Michael Ash: Put eight men in the box this weekend. Not only will the Chiefs probably need it to stop Oakland's running game, you have to take into account that it's JaMarcus Russell's first career start on the road. The Chiefs should do whatever they can to make Oakland's offense one-dimensional and put the pressure on Russell to move the chains. But over the long term, there's not a lot the Chiefs can change, except for the players on the roster. They have to do a better job of filling their gaps and getting off blocks.

C.E. Wendler: Kansas City has solved the years-old problem at defensive tackle. The Chiefs have two great starters in Glenn Dorsey and Tank Tyler, and Alfonso Boone and Ron Edwards are fantastic depth. That group is talented enough to control most offensive lines up front.

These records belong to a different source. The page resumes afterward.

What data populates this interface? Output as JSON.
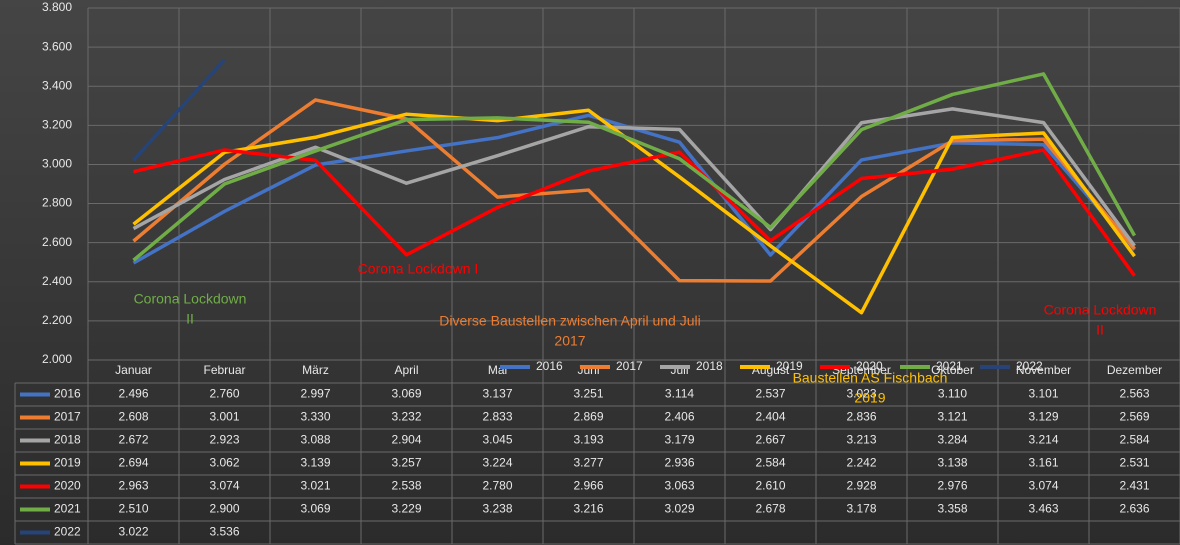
{
  "chart_data": {
    "type": "line",
    "categories": [
      "Januar",
      "Februar",
      "März",
      "April",
      "Mai",
      "Juni",
      "Juli",
      "August",
      "September",
      "Oktober",
      "November",
      "Dezember"
    ],
    "ylim": [
      2000,
      3800
    ],
    "yticks": [
      {
        "value": 2000,
        "label": "2.000"
      },
      {
        "value": 2200,
        "label": "2.200"
      },
      {
        "value": 2400,
        "label": "2.400"
      },
      {
        "value": 2600,
        "label": "2.600"
      },
      {
        "value": 2800,
        "label": "2.800"
      },
      {
        "value": 3000,
        "label": "3.000"
      },
      {
        "value": 3200,
        "label": "3.200"
      },
      {
        "value": 3400,
        "label": "3.400"
      },
      {
        "value": 3600,
        "label": "3.600"
      },
      {
        "value": 3800,
        "label": "3.800"
      }
    ],
    "grid": true,
    "series": [
      {
        "name": "2016",
        "color": "#4472c4",
        "values": [
          2496,
          2760,
          2997,
          3069,
          3137,
          3251,
          3114,
          2537,
          3023,
          3110,
          3101,
          2563
        ],
        "value_labels": [
          "2.496",
          "2.760",
          "2.997",
          "3.069",
          "3.137",
          "3.251",
          "3.114",
          "2.537",
          "3.023",
          "3.110",
          "3.101",
          "2.563"
        ]
      },
      {
        "name": "2017",
        "color": "#ed7d31",
        "values": [
          2608,
          3001,
          3330,
          3232,
          2833,
          2869,
          2406,
          2404,
          2836,
          3121,
          3129,
          2569
        ],
        "value_labels": [
          "2.608",
          "3.001",
          "3.330",
          "3.232",
          "2.833",
          "2.869",
          "2.406",
          "2.404",
          "2.836",
          "3.121",
          "3.129",
          "2.569"
        ]
      },
      {
        "name": "2018",
        "color": "#a5a5a5",
        "values": [
          2672,
          2923,
          3088,
          2904,
          3045,
          3193,
          3179,
          2667,
          3213,
          3284,
          3214,
          2584
        ],
        "value_labels": [
          "2.672",
          "2.923",
          "3.088",
          "2.904",
          "3.045",
          "3.193",
          "3.179",
          "2.667",
          "3.213",
          "3.284",
          "3.214",
          "2.584"
        ]
      },
      {
        "name": "2019",
        "color": "#ffc000",
        "values": [
          2694,
          3062,
          3139,
          3257,
          3224,
          3277,
          2936,
          2584,
          2242,
          3138,
          3161,
          2531
        ],
        "value_labels": [
          "2.694",
          "3.062",
          "3.139",
          "3.257",
          "3.224",
          "3.277",
          "2.936",
          "2.584",
          "2.242",
          "3.138",
          "3.161",
          "2.531"
        ]
      },
      {
        "name": "2020",
        "color": "#ff0000",
        "values": [
          2963,
          3074,
          3021,
          2538,
          2780,
          2966,
          3063,
          2610,
          2928,
          2976,
          3074,
          2431
        ],
        "value_labels": [
          "2.963",
          "3.074",
          "3.021",
          "2.538",
          "2.780",
          "2.966",
          "3.063",
          "2.610",
          "2.928",
          "2.976",
          "3.074",
          "2.431"
        ]
      },
      {
        "name": "2021",
        "color": "#70ad47",
        "values": [
          2510,
          2900,
          3069,
          3229,
          3238,
          3216,
          3029,
          2678,
          3178,
          3358,
          3463,
          2636
        ],
        "value_labels": [
          "2.510",
          "2.900",
          "3.069",
          "3.229",
          "3.238",
          "3.216",
          "3.029",
          "2.678",
          "3.178",
          "3.358",
          "3.463",
          "2.636"
        ]
      },
      {
        "name": "2022",
        "color": "#264478",
        "values": [
          3022,
          3536,
          null,
          null,
          null,
          null,
          null,
          null,
          null,
          null,
          null,
          null
        ],
        "value_labels": [
          "3.022",
          "3.536",
          null,
          null,
          null,
          null,
          null,
          null,
          null,
          null,
          null,
          null
        ]
      }
    ],
    "annotations": [
      {
        "lines": [
          "Corona Lockdown",
          "II"
        ],
        "color": "#70ad47"
      },
      {
        "lines": [
          "Corona Lockdown I"
        ],
        "color": "#ff0000"
      },
      {
        "lines": [
          "Diverse Baustellen zwischen April und Juli",
          "2017"
        ],
        "color": "#ed7d31"
      },
      {
        "lines": [
          "Baustellen AS Fischbach",
          "2019"
        ],
        "color": "#ffc000"
      },
      {
        "lines": [
          "Corona Lockdown",
          "II"
        ],
        "color": "#ff0000"
      }
    ]
  }
}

Where the Chiefs had trouble last week was in breakdowns at the second level. Sammy Morris and Laurence Maroney both busted big runs that skewed the yards per carry average somewhat. The Patriots got 39 of their 126 yards rushing on two plays. If Gunther Cunningham takes care of that problem, KC's defense will be stuffing the run no problem.

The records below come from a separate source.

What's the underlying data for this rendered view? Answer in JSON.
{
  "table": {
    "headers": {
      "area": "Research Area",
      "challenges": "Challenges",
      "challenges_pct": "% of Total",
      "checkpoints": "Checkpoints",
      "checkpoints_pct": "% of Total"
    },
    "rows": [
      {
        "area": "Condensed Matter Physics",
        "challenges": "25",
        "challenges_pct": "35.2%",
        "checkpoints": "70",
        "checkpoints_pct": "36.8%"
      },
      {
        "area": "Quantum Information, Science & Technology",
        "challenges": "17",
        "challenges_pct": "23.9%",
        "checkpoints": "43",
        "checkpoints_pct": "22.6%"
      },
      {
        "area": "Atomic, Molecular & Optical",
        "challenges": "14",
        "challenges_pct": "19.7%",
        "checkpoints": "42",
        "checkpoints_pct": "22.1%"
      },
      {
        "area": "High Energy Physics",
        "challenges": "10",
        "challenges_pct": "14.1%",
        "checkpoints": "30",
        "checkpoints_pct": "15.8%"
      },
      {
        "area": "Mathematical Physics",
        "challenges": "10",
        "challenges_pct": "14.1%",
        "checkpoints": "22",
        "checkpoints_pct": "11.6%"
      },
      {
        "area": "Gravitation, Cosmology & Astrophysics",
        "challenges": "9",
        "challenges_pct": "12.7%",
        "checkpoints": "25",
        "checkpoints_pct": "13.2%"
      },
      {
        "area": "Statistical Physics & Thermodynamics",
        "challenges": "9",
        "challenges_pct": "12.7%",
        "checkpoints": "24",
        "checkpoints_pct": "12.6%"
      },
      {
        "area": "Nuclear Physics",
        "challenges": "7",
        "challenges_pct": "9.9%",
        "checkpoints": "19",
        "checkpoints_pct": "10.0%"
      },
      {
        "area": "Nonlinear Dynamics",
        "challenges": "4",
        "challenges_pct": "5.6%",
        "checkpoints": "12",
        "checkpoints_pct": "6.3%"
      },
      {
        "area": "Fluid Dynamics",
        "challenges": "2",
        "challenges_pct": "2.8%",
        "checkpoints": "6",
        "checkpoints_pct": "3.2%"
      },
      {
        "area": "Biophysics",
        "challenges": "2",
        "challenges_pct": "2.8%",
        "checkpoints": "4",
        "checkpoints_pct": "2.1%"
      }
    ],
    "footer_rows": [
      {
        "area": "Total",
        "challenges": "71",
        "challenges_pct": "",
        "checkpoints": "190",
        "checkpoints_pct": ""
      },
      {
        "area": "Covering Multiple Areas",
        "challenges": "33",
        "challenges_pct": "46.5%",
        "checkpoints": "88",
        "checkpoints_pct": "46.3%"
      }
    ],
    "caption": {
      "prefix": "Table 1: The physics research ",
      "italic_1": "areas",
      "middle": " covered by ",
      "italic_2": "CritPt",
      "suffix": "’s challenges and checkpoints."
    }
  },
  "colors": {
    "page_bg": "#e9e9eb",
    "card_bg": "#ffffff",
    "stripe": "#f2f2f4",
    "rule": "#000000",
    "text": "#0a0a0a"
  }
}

Is Herm going to let Chan Gailey run the offense or is he going to handcuff him as he did Mike Solari? I thought the days of run, run, pass, punt were over?

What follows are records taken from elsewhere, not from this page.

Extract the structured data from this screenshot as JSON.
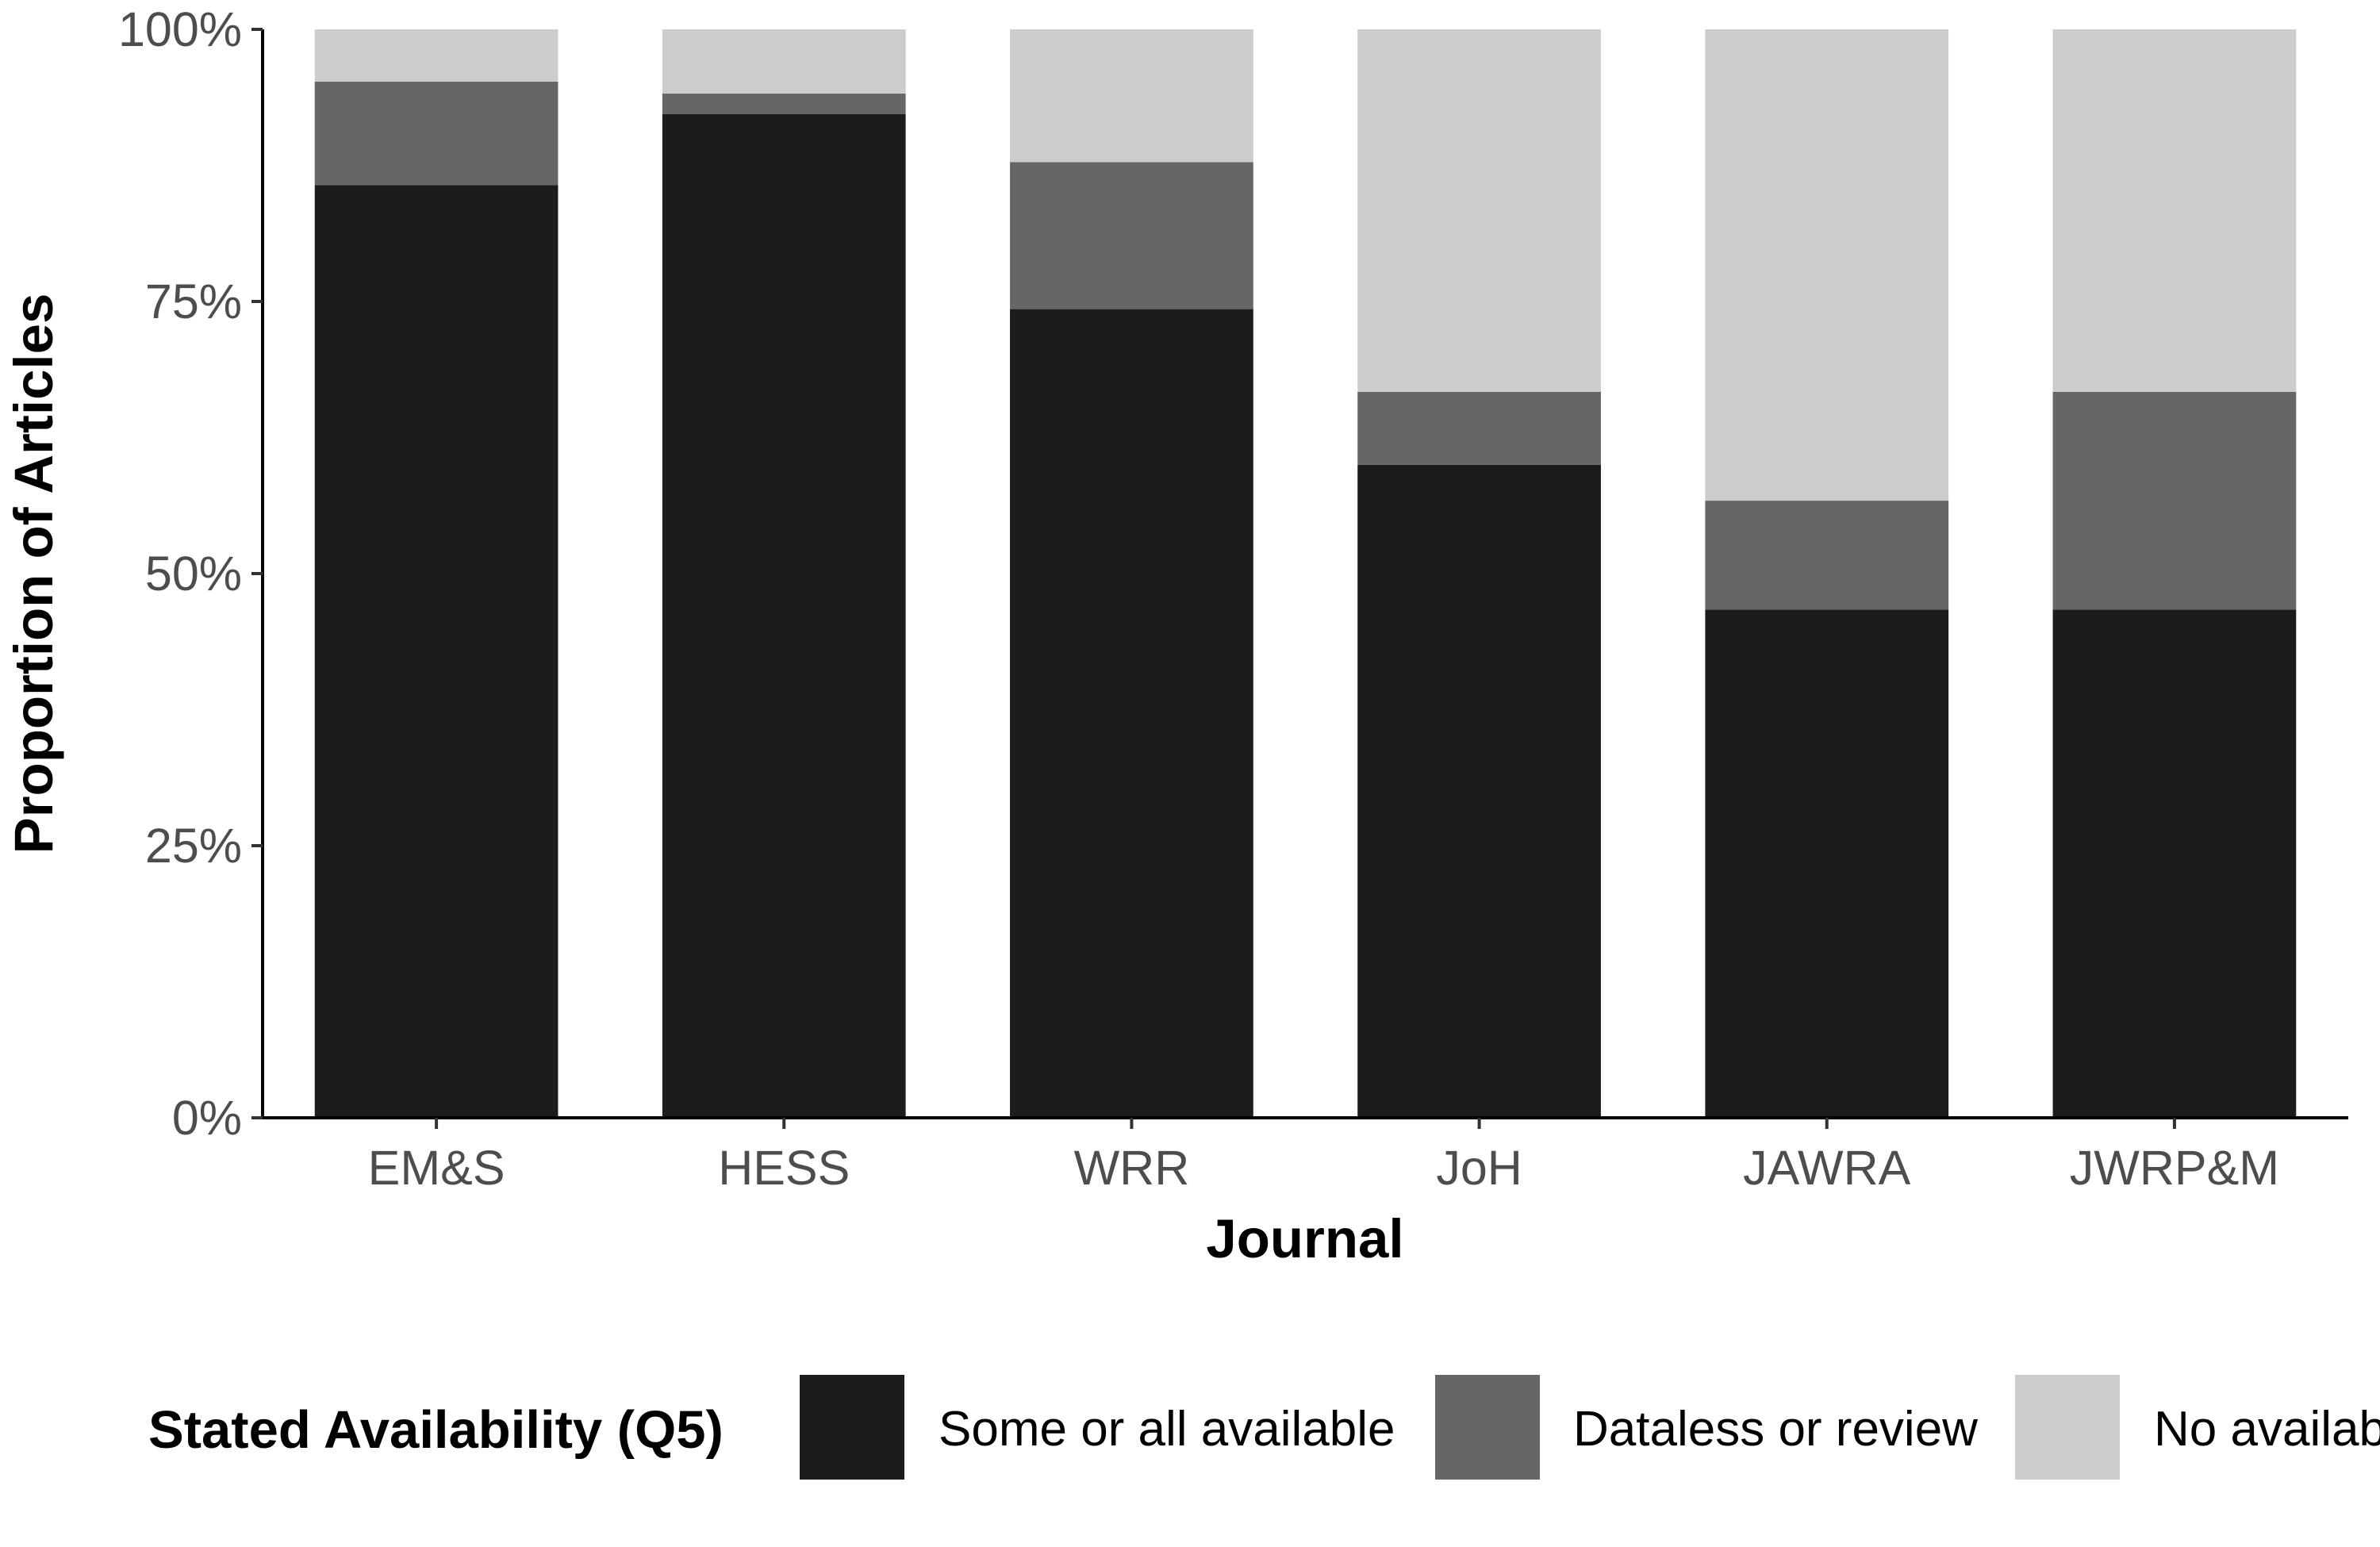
{
  "chart_data": {
    "type": "bar",
    "stacked": true,
    "xlabel": "Journal",
    "ylabel": "Proportion of Articles",
    "ylim": [
      0,
      1
    ],
    "y_ticks": [
      "0%",
      "25%",
      "50%",
      "75%",
      "100%"
    ],
    "categories": [
      "EM&S",
      "HESS",
      "WRR",
      "JoH",
      "JAWRA",
      "JWRP&M"
    ],
    "series": [
      {
        "name": "Some or all available",
        "color": "#1c1c1c",
        "values": [
          0.857,
          0.922,
          0.743,
          0.6,
          0.467,
          0.467
        ]
      },
      {
        "name": "Dataless or review",
        "color": "#666666",
        "values": [
          0.095,
          0.019,
          0.135,
          0.067,
          0.1,
          0.2
        ]
      },
      {
        "name": "No availability",
        "color": "#cccccc",
        "values": [
          0.048,
          0.059,
          0.122,
          0.333,
          0.433,
          0.333
        ]
      }
    ],
    "grid": false,
    "legend": {
      "title": "Stated Availability (Q5)",
      "position": "bottom"
    }
  }
}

Is Chan the man with a plan?
Orlin Wagner

Nick: I've racked my brain over the conservative approach and I'm going to stand up on my seat in the press box on Sunday if they run it the same way against Oakland. Last week was Gailey's mulligan, so let's hope we never see that approach again. One of the reasons Croyle is hurt is because of the predictability of the offense. You could see the plays coming before the team broke the huddle.

The Chiefs must not give it away with their personnel. They have to expand the offense. But I do like the fact that Herm Edwards was going to go for two points if they Chiefs scored a touchdown late in the game.

Michael Ash: I never subscribed to the theory of Herm "handcuffing" Solari, but after Gailey's first game looked so much like many of Solari's efforts, you can't help but wonder what's going on.

Obviously, the Gailey-run offense should be given more than one game before we come to any conclusions. But it's no secret that a lot of fans fell in love with the offense during the Vermeil years, and – fairly or unfairly -- many of them haven't hopped onto Herm's bandwagon because of the way the offense has tanked since he's been here.

Plenty of those people were willing to give Gailey a fair shot. But no matter what happens from here on out, that first Solari-like performance is going to give them all the ammo they need to believe that Herm is really the problem.

C.E. Wendler: At this point, I don't know what to think, who to believe, or what to expect. If you read my column earlier this week you're aware of my stance on this issue. All we can do is wait and see what happens, and hope the Chiefs actually move into the 21st century with their offensive attack.